Sucede que el folclore puede empezar a definirse a través de los clásicos de Guarany, como “Si se calla el cantor” -su canción emblemática-, “Guitarra de medianoche”, “Milonga para mi perro” y “Regalito”, entre muchas más. También incursionó en el cine, con “Argentinísima”, de 1972, “Si se calla el cantor”, un año más tarde, y “La vuelta de Martín Fierro”, en 1974. Casi cuatro décadas más tarde volvió a la pantalla grande con “El grito en la sangre”, basado en una novela suya, “Sapucay”.
Hombre de una potente voz sobre el escenario, Guarany solía acercar declaraciones muy particulares en cada uno de sus reportajes. “Me provoca mucha vergüenza -dijo, sobre una distinción que le habían propuesto-. El único homenaje que vale es el que me hace el pueblo, llenando plazas, clubes, teatros, durante más de 60 años. Rechazo los homenajes”.
En la última entrevista que mantuvo con LA NACIÓN en la que hablaba de su participación en “El grito en la sangre”, film argentino que se estrenó en 2014. Guarany le contaba a este medio, entre otras cosas, cuál era el balance que hacía de su vida hasta ese momento y aseguraba que las tristezas de la niñez lo hicieron fuerte.

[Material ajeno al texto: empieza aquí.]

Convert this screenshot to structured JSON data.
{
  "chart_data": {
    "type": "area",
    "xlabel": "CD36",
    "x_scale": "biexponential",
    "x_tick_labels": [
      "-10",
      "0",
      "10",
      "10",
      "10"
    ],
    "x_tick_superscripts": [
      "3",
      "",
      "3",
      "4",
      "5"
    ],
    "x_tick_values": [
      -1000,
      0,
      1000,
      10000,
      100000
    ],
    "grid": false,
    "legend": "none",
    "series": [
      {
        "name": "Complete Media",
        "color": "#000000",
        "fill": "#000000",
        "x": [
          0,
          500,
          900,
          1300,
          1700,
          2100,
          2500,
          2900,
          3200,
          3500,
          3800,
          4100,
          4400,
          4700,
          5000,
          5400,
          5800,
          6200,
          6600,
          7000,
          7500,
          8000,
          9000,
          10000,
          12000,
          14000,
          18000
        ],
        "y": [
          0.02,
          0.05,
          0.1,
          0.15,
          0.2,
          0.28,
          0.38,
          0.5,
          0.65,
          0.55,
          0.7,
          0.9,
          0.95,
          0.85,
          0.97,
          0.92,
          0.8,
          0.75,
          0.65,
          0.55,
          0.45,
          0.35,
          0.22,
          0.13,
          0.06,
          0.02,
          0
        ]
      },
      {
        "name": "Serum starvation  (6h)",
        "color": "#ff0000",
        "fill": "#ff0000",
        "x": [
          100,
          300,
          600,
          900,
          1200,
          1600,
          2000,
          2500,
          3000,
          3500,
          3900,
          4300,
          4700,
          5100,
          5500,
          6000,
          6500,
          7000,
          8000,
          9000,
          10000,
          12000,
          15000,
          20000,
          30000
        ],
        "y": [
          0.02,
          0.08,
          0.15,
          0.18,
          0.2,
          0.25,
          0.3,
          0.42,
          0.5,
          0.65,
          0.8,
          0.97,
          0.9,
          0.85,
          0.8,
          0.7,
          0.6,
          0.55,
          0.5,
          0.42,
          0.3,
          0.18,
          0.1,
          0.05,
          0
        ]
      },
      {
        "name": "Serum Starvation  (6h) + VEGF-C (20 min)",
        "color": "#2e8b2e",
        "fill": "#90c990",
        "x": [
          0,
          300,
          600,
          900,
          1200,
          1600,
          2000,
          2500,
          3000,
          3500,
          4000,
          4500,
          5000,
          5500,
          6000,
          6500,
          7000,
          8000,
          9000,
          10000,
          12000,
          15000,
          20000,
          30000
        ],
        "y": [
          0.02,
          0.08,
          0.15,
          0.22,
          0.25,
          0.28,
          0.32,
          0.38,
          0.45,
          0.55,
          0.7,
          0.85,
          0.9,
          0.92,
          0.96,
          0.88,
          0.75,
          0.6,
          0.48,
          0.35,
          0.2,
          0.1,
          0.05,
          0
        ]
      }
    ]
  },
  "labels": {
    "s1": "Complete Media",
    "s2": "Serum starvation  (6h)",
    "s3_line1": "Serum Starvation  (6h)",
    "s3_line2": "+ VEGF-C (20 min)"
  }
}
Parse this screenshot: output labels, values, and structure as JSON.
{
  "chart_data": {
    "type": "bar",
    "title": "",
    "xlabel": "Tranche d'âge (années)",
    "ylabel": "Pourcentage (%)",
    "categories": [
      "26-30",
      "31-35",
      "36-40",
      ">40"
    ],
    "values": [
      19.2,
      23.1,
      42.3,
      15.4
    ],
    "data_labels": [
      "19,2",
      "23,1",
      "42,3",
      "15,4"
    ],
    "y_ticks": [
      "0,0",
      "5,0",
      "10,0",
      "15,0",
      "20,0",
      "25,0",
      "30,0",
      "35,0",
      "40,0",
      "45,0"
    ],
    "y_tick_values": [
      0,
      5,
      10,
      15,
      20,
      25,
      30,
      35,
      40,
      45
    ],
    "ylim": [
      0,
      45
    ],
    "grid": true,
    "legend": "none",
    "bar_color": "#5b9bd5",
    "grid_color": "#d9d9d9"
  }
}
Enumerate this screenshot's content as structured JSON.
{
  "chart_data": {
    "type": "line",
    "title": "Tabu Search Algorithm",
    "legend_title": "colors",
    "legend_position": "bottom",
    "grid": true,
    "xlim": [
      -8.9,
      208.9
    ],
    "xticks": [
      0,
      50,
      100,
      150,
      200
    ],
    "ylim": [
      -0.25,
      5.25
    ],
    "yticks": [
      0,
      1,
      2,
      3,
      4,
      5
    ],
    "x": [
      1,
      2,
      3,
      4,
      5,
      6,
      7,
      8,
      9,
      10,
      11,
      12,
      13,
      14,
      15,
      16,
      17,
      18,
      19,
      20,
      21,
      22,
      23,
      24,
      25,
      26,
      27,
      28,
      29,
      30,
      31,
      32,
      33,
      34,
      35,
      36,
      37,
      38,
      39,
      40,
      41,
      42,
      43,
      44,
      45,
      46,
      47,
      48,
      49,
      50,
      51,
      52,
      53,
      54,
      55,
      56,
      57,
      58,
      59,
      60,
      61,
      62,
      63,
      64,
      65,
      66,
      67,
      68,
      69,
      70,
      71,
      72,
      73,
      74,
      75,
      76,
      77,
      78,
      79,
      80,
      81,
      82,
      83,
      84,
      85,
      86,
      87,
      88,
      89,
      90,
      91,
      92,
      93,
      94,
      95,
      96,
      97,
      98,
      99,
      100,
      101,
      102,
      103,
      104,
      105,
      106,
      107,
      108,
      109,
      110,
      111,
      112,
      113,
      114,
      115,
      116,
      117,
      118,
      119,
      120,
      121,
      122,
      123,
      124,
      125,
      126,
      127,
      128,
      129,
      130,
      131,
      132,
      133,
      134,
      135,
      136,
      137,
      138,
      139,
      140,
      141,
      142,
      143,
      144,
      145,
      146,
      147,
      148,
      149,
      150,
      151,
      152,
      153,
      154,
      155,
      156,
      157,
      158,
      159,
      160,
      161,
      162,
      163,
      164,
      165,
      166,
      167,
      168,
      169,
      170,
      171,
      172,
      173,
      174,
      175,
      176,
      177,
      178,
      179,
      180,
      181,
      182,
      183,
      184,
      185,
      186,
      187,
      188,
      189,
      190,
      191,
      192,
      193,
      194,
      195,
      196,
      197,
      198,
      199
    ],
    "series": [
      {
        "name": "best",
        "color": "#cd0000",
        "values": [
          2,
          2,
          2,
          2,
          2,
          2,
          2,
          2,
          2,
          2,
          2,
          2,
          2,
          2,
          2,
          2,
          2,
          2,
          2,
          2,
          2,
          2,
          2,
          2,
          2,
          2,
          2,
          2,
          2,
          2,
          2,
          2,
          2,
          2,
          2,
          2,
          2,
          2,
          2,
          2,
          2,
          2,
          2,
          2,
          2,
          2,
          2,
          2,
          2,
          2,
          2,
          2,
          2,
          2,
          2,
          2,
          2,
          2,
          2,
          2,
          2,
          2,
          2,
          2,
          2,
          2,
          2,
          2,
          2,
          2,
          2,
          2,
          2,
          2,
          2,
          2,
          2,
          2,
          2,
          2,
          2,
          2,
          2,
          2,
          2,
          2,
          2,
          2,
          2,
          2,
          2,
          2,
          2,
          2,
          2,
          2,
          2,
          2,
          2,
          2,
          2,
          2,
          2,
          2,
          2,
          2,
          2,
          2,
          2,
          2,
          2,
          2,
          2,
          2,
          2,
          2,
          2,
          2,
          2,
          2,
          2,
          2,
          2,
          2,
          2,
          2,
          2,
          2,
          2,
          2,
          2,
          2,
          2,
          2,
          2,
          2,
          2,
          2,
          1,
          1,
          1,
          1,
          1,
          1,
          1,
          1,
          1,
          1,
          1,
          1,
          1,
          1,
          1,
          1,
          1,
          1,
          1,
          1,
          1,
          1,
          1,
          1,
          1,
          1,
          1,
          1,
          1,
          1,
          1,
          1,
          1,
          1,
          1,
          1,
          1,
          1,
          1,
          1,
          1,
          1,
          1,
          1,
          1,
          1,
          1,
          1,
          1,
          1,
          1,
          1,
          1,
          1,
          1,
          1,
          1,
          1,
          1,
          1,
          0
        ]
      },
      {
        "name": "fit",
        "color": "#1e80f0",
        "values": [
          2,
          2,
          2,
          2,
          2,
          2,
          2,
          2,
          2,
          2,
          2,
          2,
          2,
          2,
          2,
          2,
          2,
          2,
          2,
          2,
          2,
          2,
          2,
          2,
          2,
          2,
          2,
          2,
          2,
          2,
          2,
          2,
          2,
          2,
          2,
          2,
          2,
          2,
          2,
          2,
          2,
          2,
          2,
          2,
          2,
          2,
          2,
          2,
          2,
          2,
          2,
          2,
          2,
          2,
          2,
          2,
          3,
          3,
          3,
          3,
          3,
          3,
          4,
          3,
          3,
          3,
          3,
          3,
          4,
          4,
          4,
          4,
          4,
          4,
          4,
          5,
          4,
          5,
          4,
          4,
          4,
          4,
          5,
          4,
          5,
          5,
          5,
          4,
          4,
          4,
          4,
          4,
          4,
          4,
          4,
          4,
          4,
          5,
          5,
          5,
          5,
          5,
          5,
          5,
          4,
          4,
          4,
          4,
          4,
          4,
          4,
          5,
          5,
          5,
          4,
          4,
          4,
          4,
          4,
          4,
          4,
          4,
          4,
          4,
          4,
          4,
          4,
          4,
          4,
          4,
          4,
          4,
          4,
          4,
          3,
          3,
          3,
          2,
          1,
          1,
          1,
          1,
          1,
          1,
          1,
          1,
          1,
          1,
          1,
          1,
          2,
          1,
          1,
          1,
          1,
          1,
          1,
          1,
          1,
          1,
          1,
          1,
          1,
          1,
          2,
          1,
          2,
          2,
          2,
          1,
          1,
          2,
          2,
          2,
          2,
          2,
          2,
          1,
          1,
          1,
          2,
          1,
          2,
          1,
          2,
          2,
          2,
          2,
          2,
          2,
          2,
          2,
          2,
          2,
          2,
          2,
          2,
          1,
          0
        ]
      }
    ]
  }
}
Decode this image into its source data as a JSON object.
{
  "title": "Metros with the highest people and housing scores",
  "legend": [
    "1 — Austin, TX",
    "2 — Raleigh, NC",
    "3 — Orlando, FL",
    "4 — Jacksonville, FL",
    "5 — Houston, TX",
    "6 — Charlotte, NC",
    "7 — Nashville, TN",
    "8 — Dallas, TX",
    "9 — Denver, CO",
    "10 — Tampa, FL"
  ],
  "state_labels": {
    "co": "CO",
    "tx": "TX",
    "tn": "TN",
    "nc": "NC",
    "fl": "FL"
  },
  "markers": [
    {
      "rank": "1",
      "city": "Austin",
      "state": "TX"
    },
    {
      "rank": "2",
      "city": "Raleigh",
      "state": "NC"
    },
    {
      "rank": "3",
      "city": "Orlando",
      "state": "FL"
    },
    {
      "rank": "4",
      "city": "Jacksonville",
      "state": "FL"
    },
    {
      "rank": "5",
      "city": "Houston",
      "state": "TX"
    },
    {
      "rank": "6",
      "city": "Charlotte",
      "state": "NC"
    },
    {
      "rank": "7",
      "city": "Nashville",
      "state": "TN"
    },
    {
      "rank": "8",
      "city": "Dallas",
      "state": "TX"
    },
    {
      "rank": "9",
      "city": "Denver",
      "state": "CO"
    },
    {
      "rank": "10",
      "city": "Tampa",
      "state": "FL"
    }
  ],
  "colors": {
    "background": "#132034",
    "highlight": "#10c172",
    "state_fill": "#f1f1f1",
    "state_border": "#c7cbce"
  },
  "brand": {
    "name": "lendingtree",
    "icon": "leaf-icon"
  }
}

“Toda mi vida en general, no sólo la artística, ha sido una gran felicidad para mí. Vivir es una gran felicidad. Alguien me enseñó alguna vez que lo importante es saber vivir. No hace falta tener títulos, dinero o fama. Mejor es saber vivir en el sentido más profundo del término. Los chicos aprenden matemática e historia, pero nadie les está enseñando qué es la vida. Antes que nada, uno debe saber para qué vive, insisto”. (O).